Tesla Motors’ CEO, Elon Musk, was quick to respond with data that contradicted The New York Times’ article, but the newspaper didn’t back down.
Now a British appeals court has dismissed Tesla’s second attempt at a libel suit against the BBC, the network behind Top Gear. The dismissal should put an end to the courtroom sparring of Tesla and Top Gear.
In 2008, Top Gear ran a piece that was highly critical of the Tesla Roadster’s range, depicting it as just 55 miles (88 kilometres) under spirited driving, not the 200 miles (322 kilometres) claimed by Tesla. Tesla’s original lawsuit against the BBC and Top Gear, filed in March of 2011, alleged libel and malicious falsehood.
Citing five primary points, Tesla claimed that the popular automotive show falsely depicted a Tesla Roadster with depleted batteries, underestimated the car’s range, dramatized overheating that did not occur, cited brake failure that did not occur and claimed that problems affected two cars supplied by Tesla for the segment.
As a direct result of the Top Gear segment, Tesla alleges it lost out on $171,000 in Roadster sales. A British high court disagreed, ruling in late 2011 that, “no reasonable person could understand that the performance on the track is capable of a direct comparison with a public road.”

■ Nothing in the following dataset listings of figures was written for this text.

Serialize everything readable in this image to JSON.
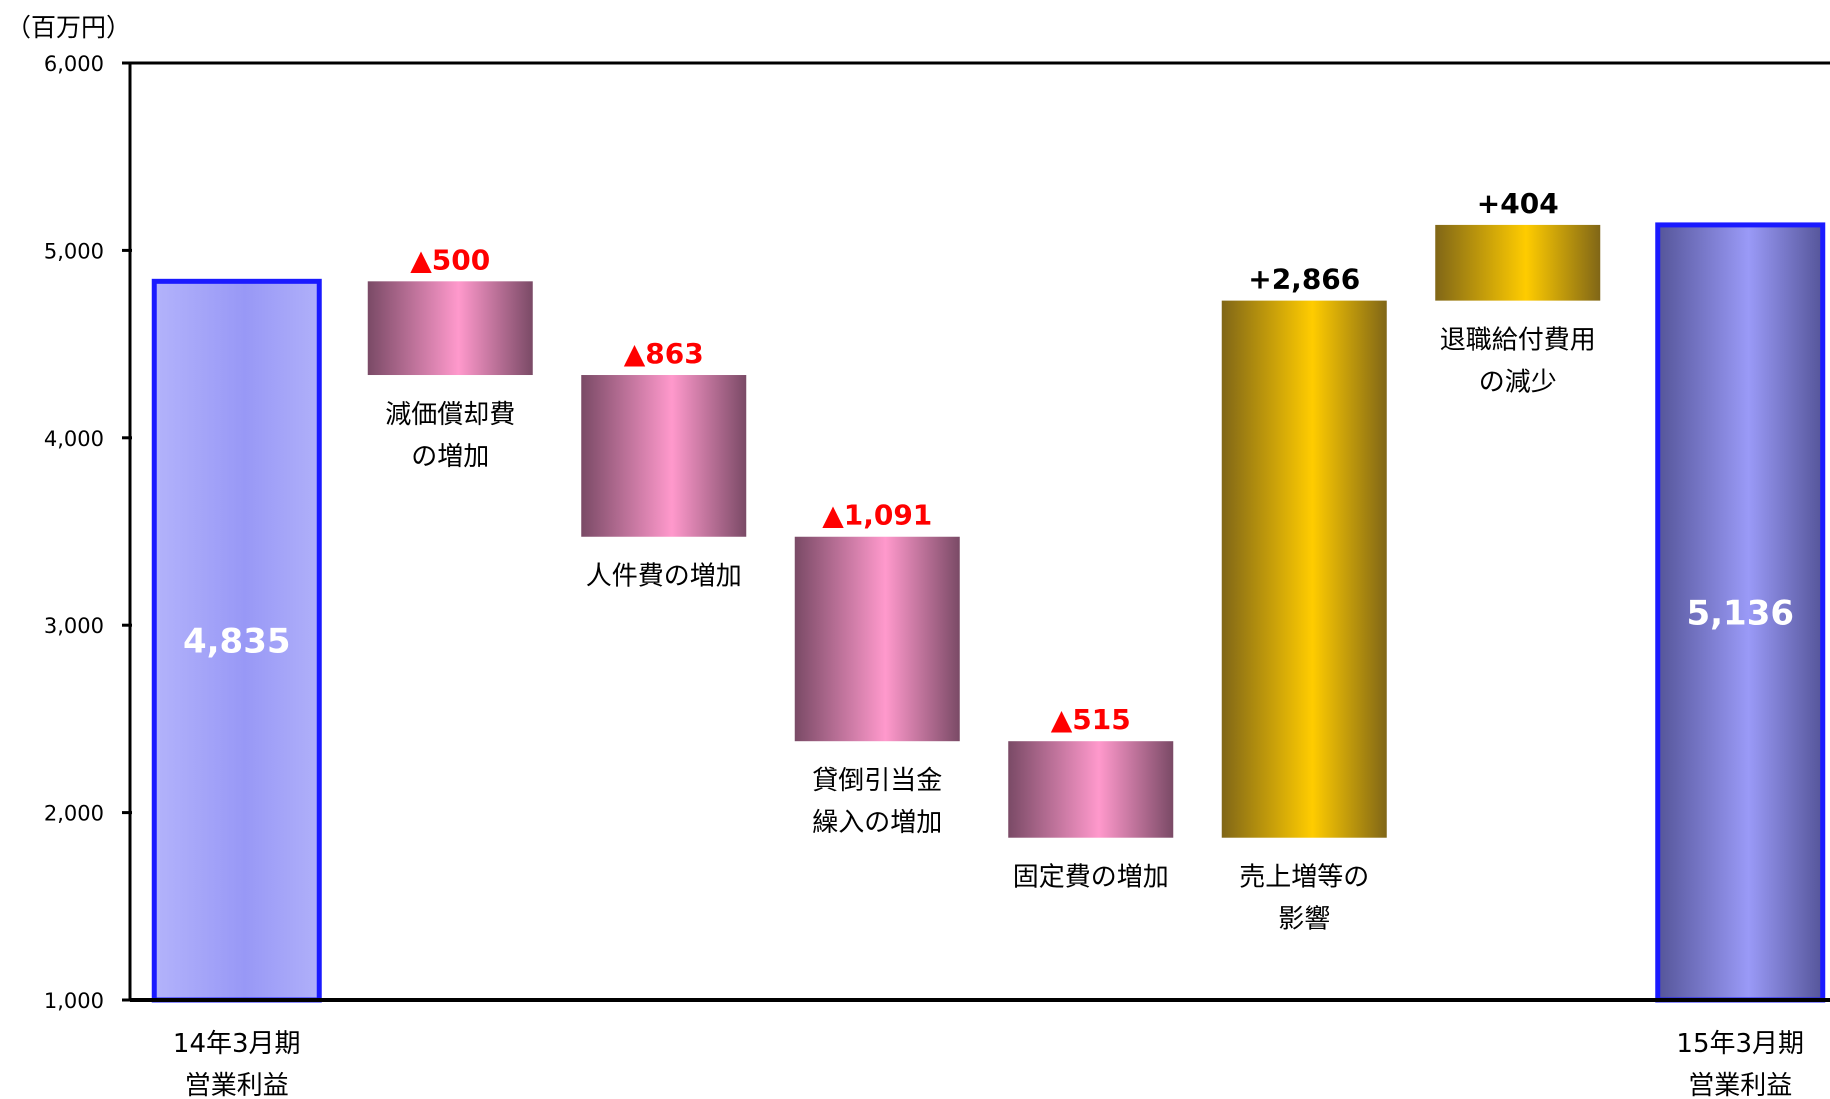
{
  "chart_data": {
    "type": "waterfall",
    "unit_label": "（百万円）",
    "ylim": [
      1000,
      6000
    ],
    "yticks": [
      "1,000",
      "2,000",
      "3,000",
      "4,000",
      "5,000",
      "6,000"
    ],
    "ytick_values": [
      1000,
      2000,
      3000,
      4000,
      5000,
      6000
    ],
    "colors": {
      "start": "#9f9ff8",
      "end": "#7777dd",
      "total_border": "#1a1aff",
      "negative": "#ff99cc",
      "positive": "#ffcc00",
      "negative_label": "#ff0000",
      "positive_label": "#000000"
    },
    "bars": [
      {
        "kind": "total",
        "style": "start",
        "value": 4835,
        "label": "4,835",
        "category": [
          "14年3月期",
          "営業利益"
        ]
      },
      {
        "kind": "delta",
        "value": -500,
        "label": "▲500",
        "category": [
          "減価償却費",
          "の増加"
        ]
      },
      {
        "kind": "delta",
        "value": -863,
        "label": "▲863",
        "category": [
          "人件費の増加"
        ]
      },
      {
        "kind": "delta",
        "value": -1091,
        "label": "▲1,091",
        "category": [
          "貸倒引当金",
          "繰入の増加"
        ]
      },
      {
        "kind": "delta",
        "value": -515,
        "label": "▲515",
        "category": [
          "固定費の増加"
        ]
      },
      {
        "kind": "delta",
        "value": 2866,
        "label": "+2,866",
        "category": [
          "売上増等の",
          "影響"
        ]
      },
      {
        "kind": "delta",
        "value": 404,
        "label": "+404",
        "category": [
          "退職給付費用",
          "の減少"
        ]
      },
      {
        "kind": "total",
        "style": "end",
        "value": 5136,
        "label": "5,136",
        "category": [
          "15年3月期",
          "営業利益"
        ]
      }
    ]
  }
}
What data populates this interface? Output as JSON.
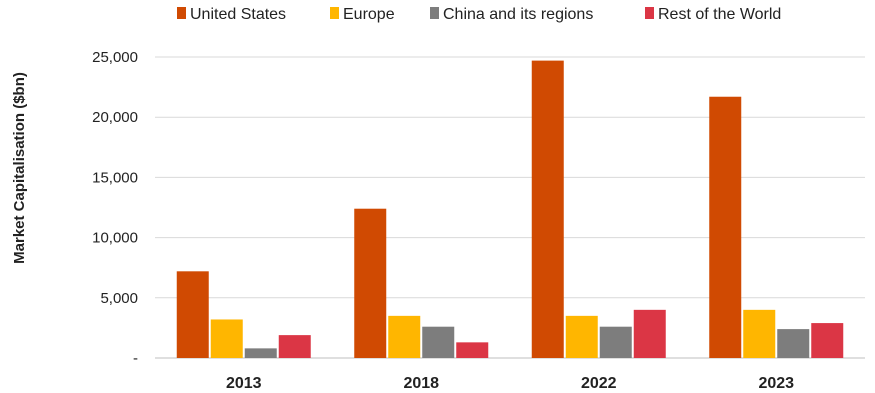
{
  "chart_data": {
    "type": "bar",
    "title": "",
    "xlabel": "",
    "ylabel": "Market Capitalisation ($bn)",
    "categories": [
      "2013",
      "2018",
      "2022",
      "2023"
    ],
    "series": [
      {
        "name": "United States",
        "color": "#D04A02",
        "values": [
          7200,
          12400,
          24700,
          21700
        ]
      },
      {
        "name": "Europe",
        "color": "#FFB600",
        "values": [
          3200,
          3500,
          3500,
          4000
        ]
      },
      {
        "name": "China and its regions",
        "color": "#7D7D7D",
        "values": [
          800,
          2600,
          2600,
          2400
        ]
      },
      {
        "name": "Rest of the World",
        "color": "#DB3645",
        "values": [
          1900,
          1300,
          4000,
          2900
        ]
      }
    ],
    "ylim": [
      0,
      25000
    ],
    "yticks": [
      0,
      5000,
      10000,
      15000,
      20000,
      25000
    ],
    "ytick_labels": [
      "-",
      "5,000",
      "10,000",
      "15,000",
      "20,000",
      "25,000"
    ],
    "grid": true,
    "legend_position": "top"
  }
}
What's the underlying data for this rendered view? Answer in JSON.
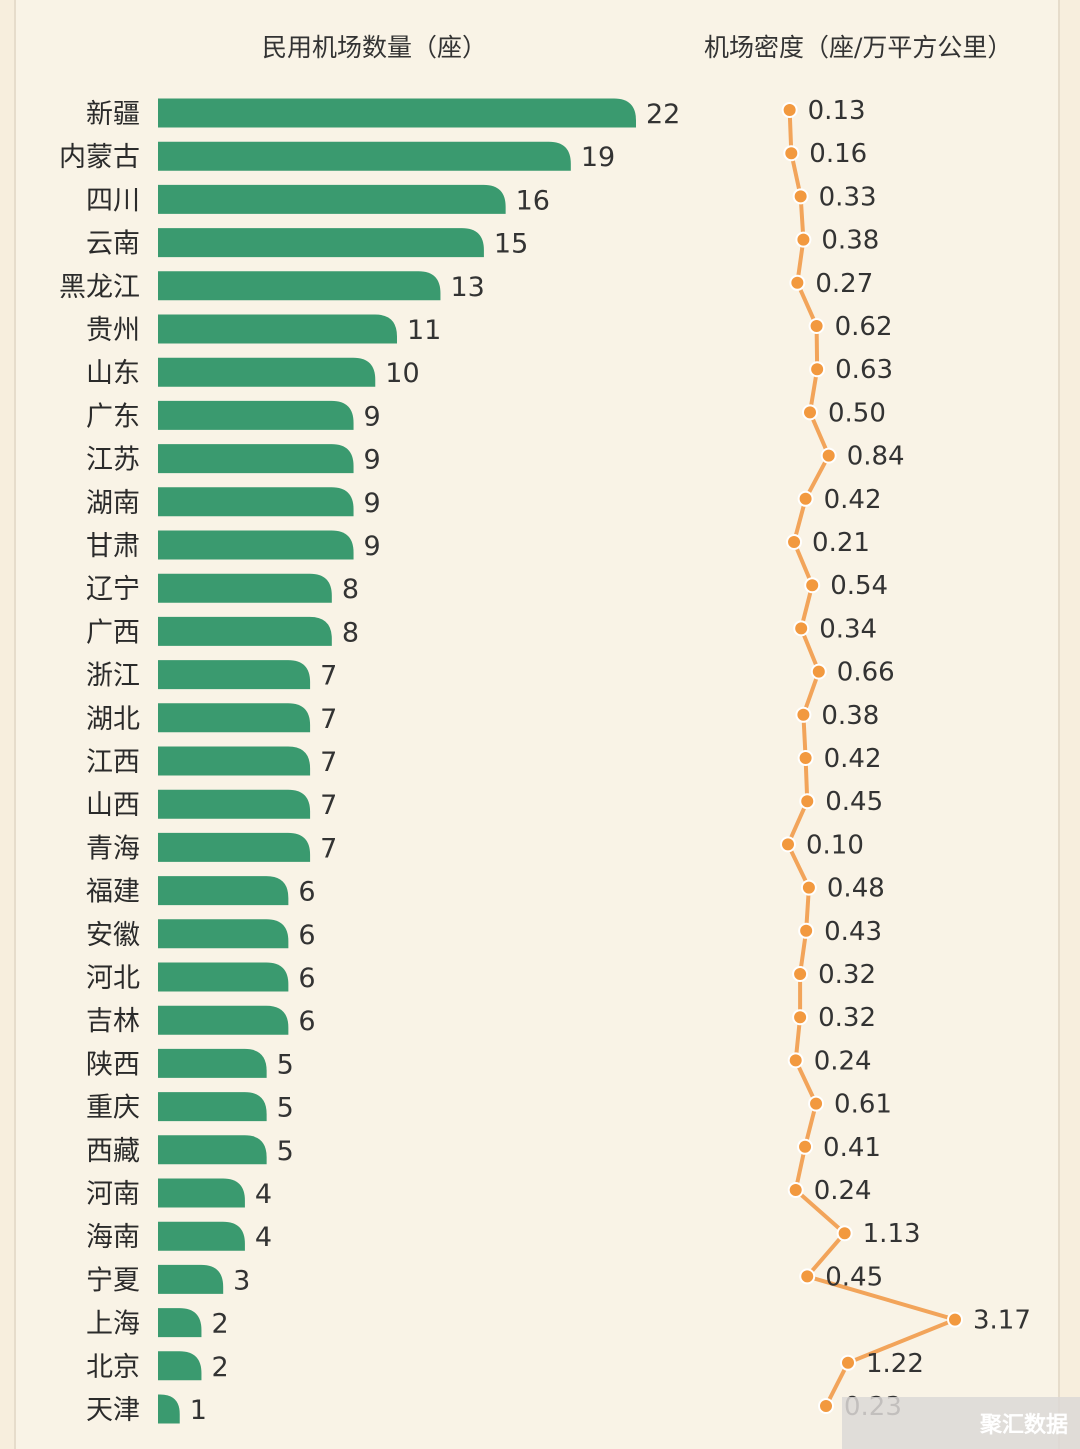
{
  "header": {
    "left_title": "民用机场数量（座）",
    "right_title": "机场密度（座/万平方公里）"
  },
  "watermark": "聚汇数据",
  "colors": {
    "bar": "#3a9a6f",
    "line": "#f2a45a",
    "point": "#f2993f"
  },
  "chart_data": [
    {
      "type": "bar",
      "orientation": "horizontal",
      "title": "民用机场数量（座）",
      "categories": [
        "新疆",
        "内蒙古",
        "四川",
        "云南",
        "黑龙江",
        "贵州",
        "山东",
        "广东",
        "江苏",
        "湖南",
        "甘肃",
        "辽宁",
        "广西",
        "浙江",
        "湖北",
        "江西",
        "山西",
        "青海",
        "福建",
        "安徽",
        "河北",
        "吉林",
        "陕西",
        "重庆",
        "西藏",
        "河南",
        "海南",
        "宁夏",
        "上海",
        "北京",
        "天津"
      ],
      "values": [
        22,
        19,
        16,
        15,
        13,
        11,
        10,
        9,
        9,
        9,
        9,
        8,
        8,
        7,
        7,
        7,
        7,
        7,
        6,
        6,
        6,
        6,
        5,
        5,
        5,
        4,
        4,
        3,
        2,
        2,
        1
      ],
      "xlim": [
        0,
        22
      ],
      "grid": false
    },
    {
      "type": "line",
      "title": "机场密度（座/万平方公里）",
      "categories": [
        "新疆",
        "内蒙古",
        "四川",
        "云南",
        "黑龙江",
        "贵州",
        "山东",
        "广东",
        "江苏",
        "湖南",
        "甘肃",
        "辽宁",
        "广西",
        "浙江",
        "湖北",
        "江西",
        "山西",
        "青海",
        "福建",
        "安徽",
        "河北",
        "吉林",
        "陕西",
        "重庆",
        "西藏",
        "河南",
        "海南",
        "宁夏",
        "上海",
        "北京",
        "天津"
      ],
      "values": [
        0.13,
        0.16,
        0.33,
        0.38,
        0.27,
        0.62,
        0.63,
        0.5,
        0.84,
        0.42,
        0.21,
        0.54,
        0.34,
        0.66,
        0.38,
        0.42,
        0.45,
        0.1,
        0.48,
        0.43,
        0.32,
        0.32,
        0.24,
        0.61,
        0.41,
        0.24,
        1.13,
        0.45,
        3.17,
        1.22,
        0.23
      ],
      "labels": [
        "0.13",
        "0.16",
        "0.33",
        "0.38",
        "0.27",
        "0.62",
        "0.63",
        "0.50",
        "0.84",
        "0.42",
        "0.21",
        "0.54",
        "0.34",
        "0.66",
        "0.38",
        "0.42",
        "0.45",
        "0.10",
        "0.48",
        "0.43",
        "0.32",
        "0.32",
        "0.24",
        "0.61",
        "0.41",
        "0.24",
        "1.13",
        "0.45",
        "3.17",
        "1.22",
        "0.23"
      ],
      "grid": false
    }
  ]
}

In other words, British viewers are intelligent enough to understand that Tesla’s claimed 200 mile range isn’t based on flat-out driving, as one would experience on a test track. Tesla appealed the first court’s decision, but this week a British appeals court upheld the original ruling.
Using similar language to the original verdict, appeals court judge Martin Moore-Bick declared that the Top Gear segment would not have influenced a “reasonable viewer” into believing the Tesla Roadster would deliver less than the claimed 200 miles under normal driving conditions.
Whether based on the Top Gear segment or not, Tesla claims that sales of its Roadster in the U.K. have been lower than expected, especially compared to sales in the U.S. and in Europe. Can Tesla put this behind them and succeed in the U.K with the Model S sedan? We’re sure that Elon Musk is asking that very same question.